[Feature Request] Multimodal RAG support for custom retrievers
Problem Description
Agno doesn't support multimodal rag out of the box in RAG, however users can implement custom retrievers but the issue with custom retrievers is that the current implementation doesn't handle non-text content types like images, audio, and video. This makes it difficult to build comprehensive retrieval pipelines that can process and retrieve multimodal information seamlessly.
Proposed Solution
Implement multimodal RAG support for custom retrievers that can extract and process various media types (images, audio, video) from the knowledge base. The solution should:
- Provide a standardized interface for custom retrievers to access these media elements
- Allow the extracted media to be added to dedicated object list for the agent based on media type (images, audio, videos)

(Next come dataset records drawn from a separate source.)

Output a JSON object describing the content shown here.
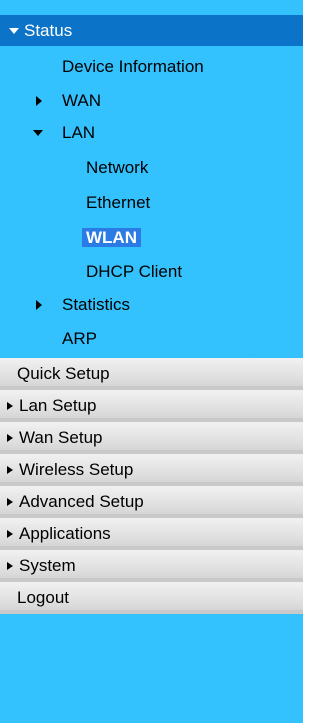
{
  "status": {
    "label": "Status",
    "items": {
      "device_information": "Device Information",
      "wan": "WAN",
      "lan": "LAN",
      "lan_children": {
        "network": "Network",
        "ethernet": "Ethernet",
        "wlan": "WLAN",
        "dhcp_client": "DHCP Client"
      },
      "statistics": "Statistics",
      "arp": "ARP"
    }
  },
  "menu": [
    {
      "label": "Quick Setup",
      "has_arrow": false
    },
    {
      "label": "Lan Setup",
      "has_arrow": true
    },
    {
      "label": "Wan Setup",
      "has_arrow": true
    },
    {
      "label": "Wireless Setup",
      "has_arrow": true
    },
    {
      "label": "Advanced Setup",
      "has_arrow": true
    },
    {
      "label": "Applications",
      "has_arrow": true
    },
    {
      "label": "System",
      "has_arrow": true
    },
    {
      "label": "Logout",
      "has_arrow": false
    }
  ],
  "colors": {
    "panel_background": "#34c2ff",
    "status_header": "#0b74c8",
    "selected_highlight": "#2b7be6",
    "menu_gradient_top": "#f1f1f1",
    "menu_gradient_bottom": "#d6d6d6"
  }
}
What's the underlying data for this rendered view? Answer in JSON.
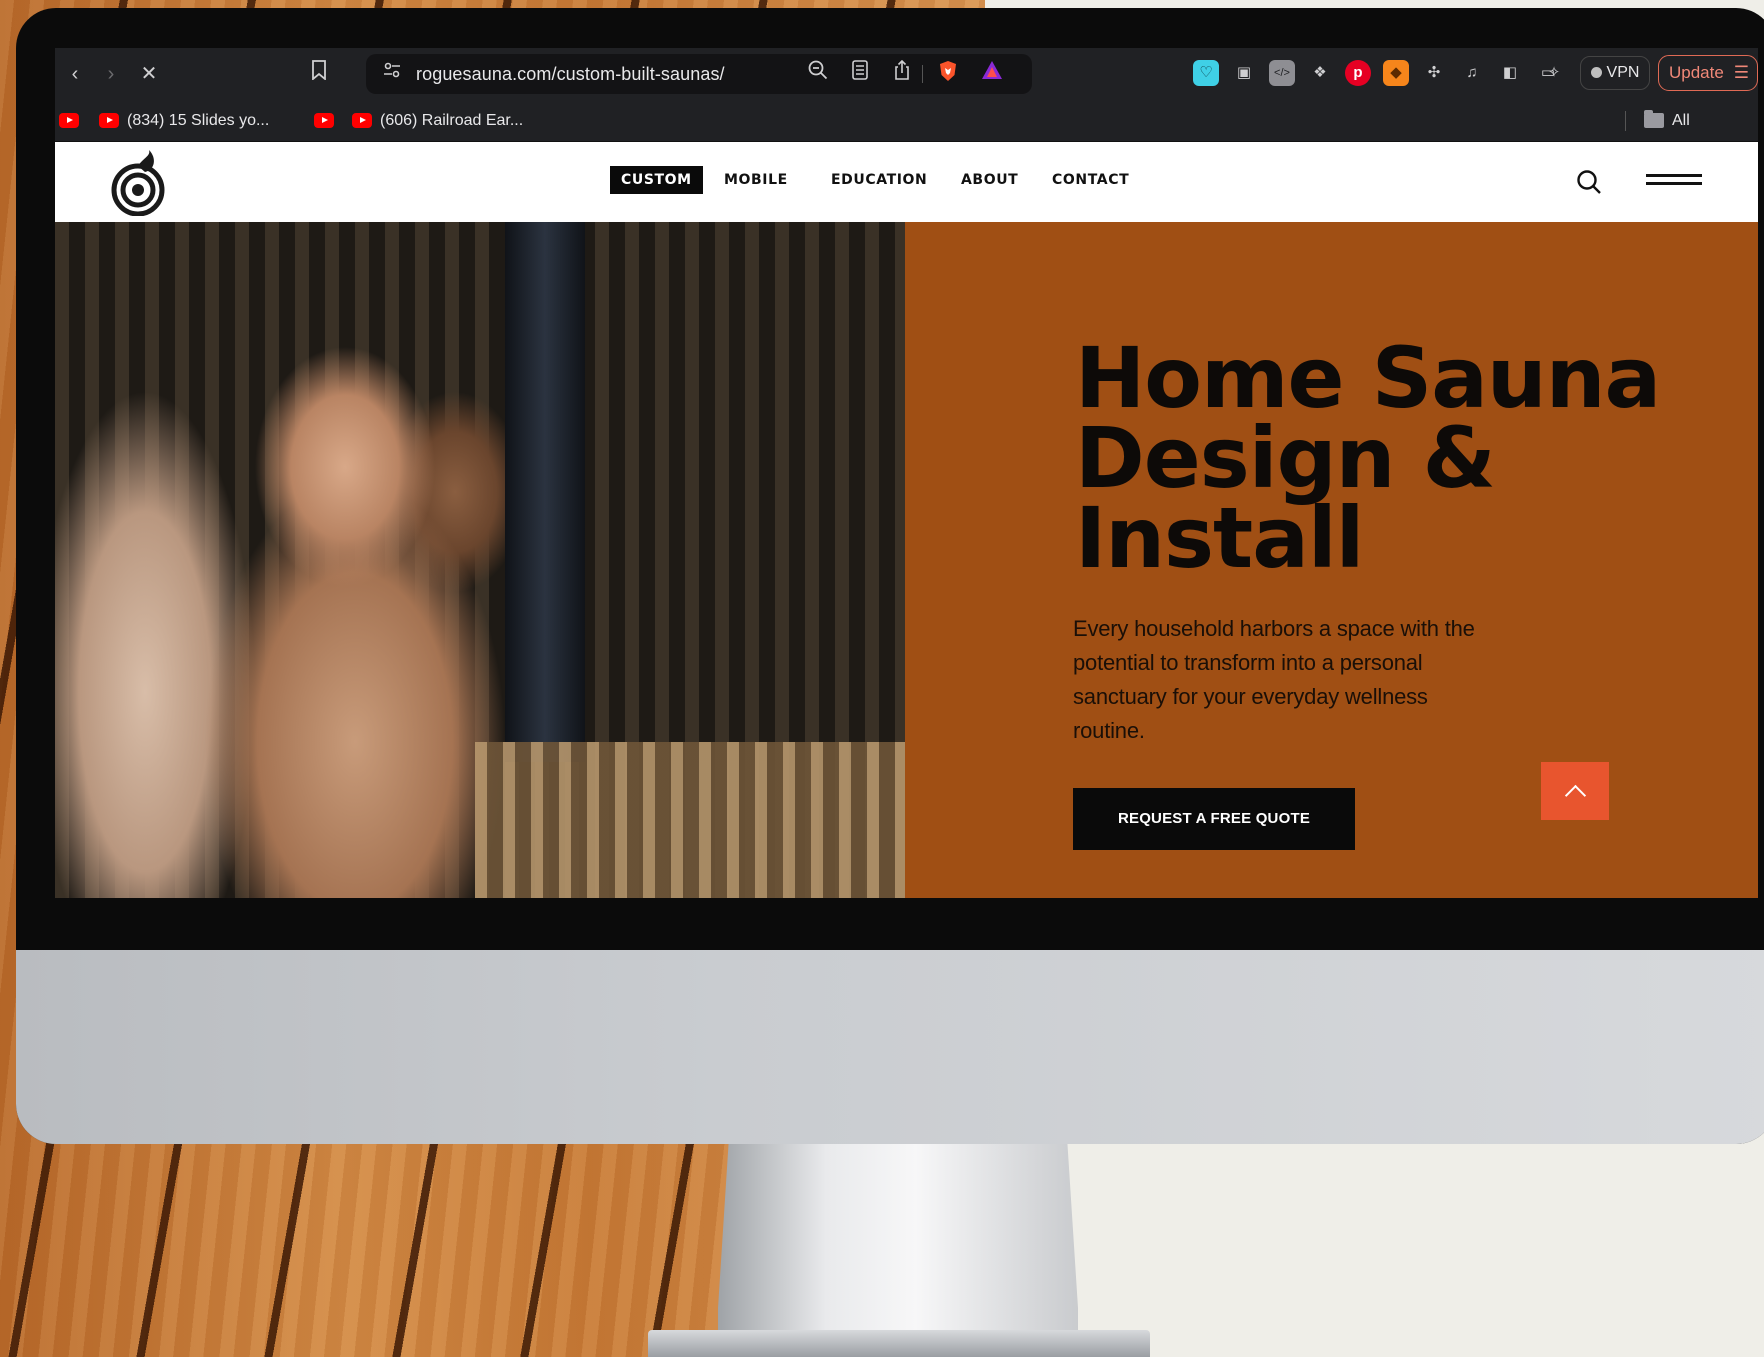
{
  "browser": {
    "url": "roguesauna.com/custom-built-saunas/",
    "vpn_label": "VPN",
    "update_label": "Update",
    "nav_icons": [
      "back-icon",
      "forward-icon",
      "stop-loading-icon"
    ],
    "bookmarks": [
      {
        "label": "",
        "icon": "youtube-icon"
      },
      {
        "label": "(834) 15 Slides yo...",
        "icon": "youtube-icon"
      },
      {
        "label": "",
        "icon": "youtube-icon"
      },
      {
        "label": "(606) Railroad Ear...",
        "icon": "youtube-icon"
      }
    ],
    "all_bookmarks_label": "All Bookmarks"
  },
  "site": {
    "nav": {
      "items": [
        {
          "label": "CUSTOM",
          "active": true
        },
        {
          "label": "MOBILE",
          "active": false
        },
        {
          "label": "EDUCATION",
          "active": false
        },
        {
          "label": "ABOUT",
          "active": false
        },
        {
          "label": "CONTACT",
          "active": false
        }
      ]
    },
    "hero": {
      "title_line1": "Home Sauna",
      "title_line2": "Design &",
      "title_line3": "Install",
      "copy": "Every household harbors a space with the potential to transform into a personal sanctuary for your everyday wellness routine.",
      "cta_label": "REQUEST A FREE QUOTE"
    }
  },
  "colors": {
    "hero_panel": "#a04f14",
    "cta_bg": "#0a0a0a",
    "back_to_top": "#e8552e",
    "active_nav_bg": "#0a0a0a"
  }
}
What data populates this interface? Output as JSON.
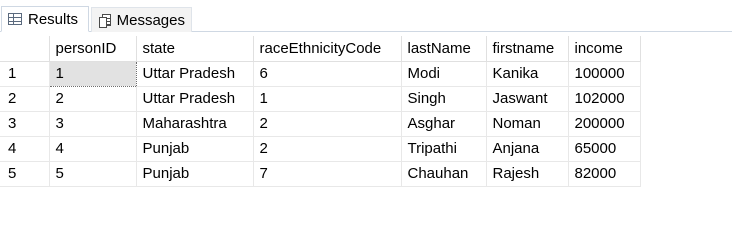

- Support vector embeddings for these media types to enable similarity search
- Ensure the retriever can return both the document context and the associated media elements in search results
The implementation should maintain backward compatibility with existing text-based retrieval systems while extending functionality to handle multimodal content.
Alternatives Considered
I've explored a few workarounds but none provide a complete solution:
-
Add non-text content as part of the metadata for the current
agno.documentsetup. This approach keeps the document content as text-only while storing images, audio, or video as metadata. While this maintains backward compatibility, it creates an artificial separation between text and other modalities, making it difficult to treat all content types with equal importance in retrieval. -
Generalize the
agno.documentclass to work for all modalities i.e., its member variablecontentcan be any modality (text, image, audio, video). This approach would require significant refactoring of existing code that assumes content is text-based, potentially breaking compatibility with current implementations.
Both approaches present challenges in determining whether non-text content should be treated as primary content or supplementary metadata, making it difficult to choose a consistent approach that works well across different use cases.
Additional context
Would you like to work on this?
[ ] Yes, I'd love to work on it!
[x] I'm open to collaborating but need guidance.
[ ] No, I'm just sharing the idea.
Hey @DavidAkinpelu, Thank you so much for raising this — really appreciate you taking the time to share your thoughts! I’ll add this to our community wishlist and bring it up with the team internally.
Also, since Agno is open source, if you feel excited about it, feel free to tag a GO and take a crack at building it! We’d absolutely love to see your contribution and are always happy to support community-led efforts 🙌
Hey @monali7-d I am open to contributing. There are different ways to go about this, just like I mentioned above. Let me know which approach the team prefers and I will make a PR.
Hey @DavidAkinpelu, Thanks again for sharing this! We're adding it to our roadmap. If you're still interested, feel free to give it a go — we'd love to see what you come up with. And of course, if you run into any issues or have questions, don’t hesitate to reach out. We're here to help!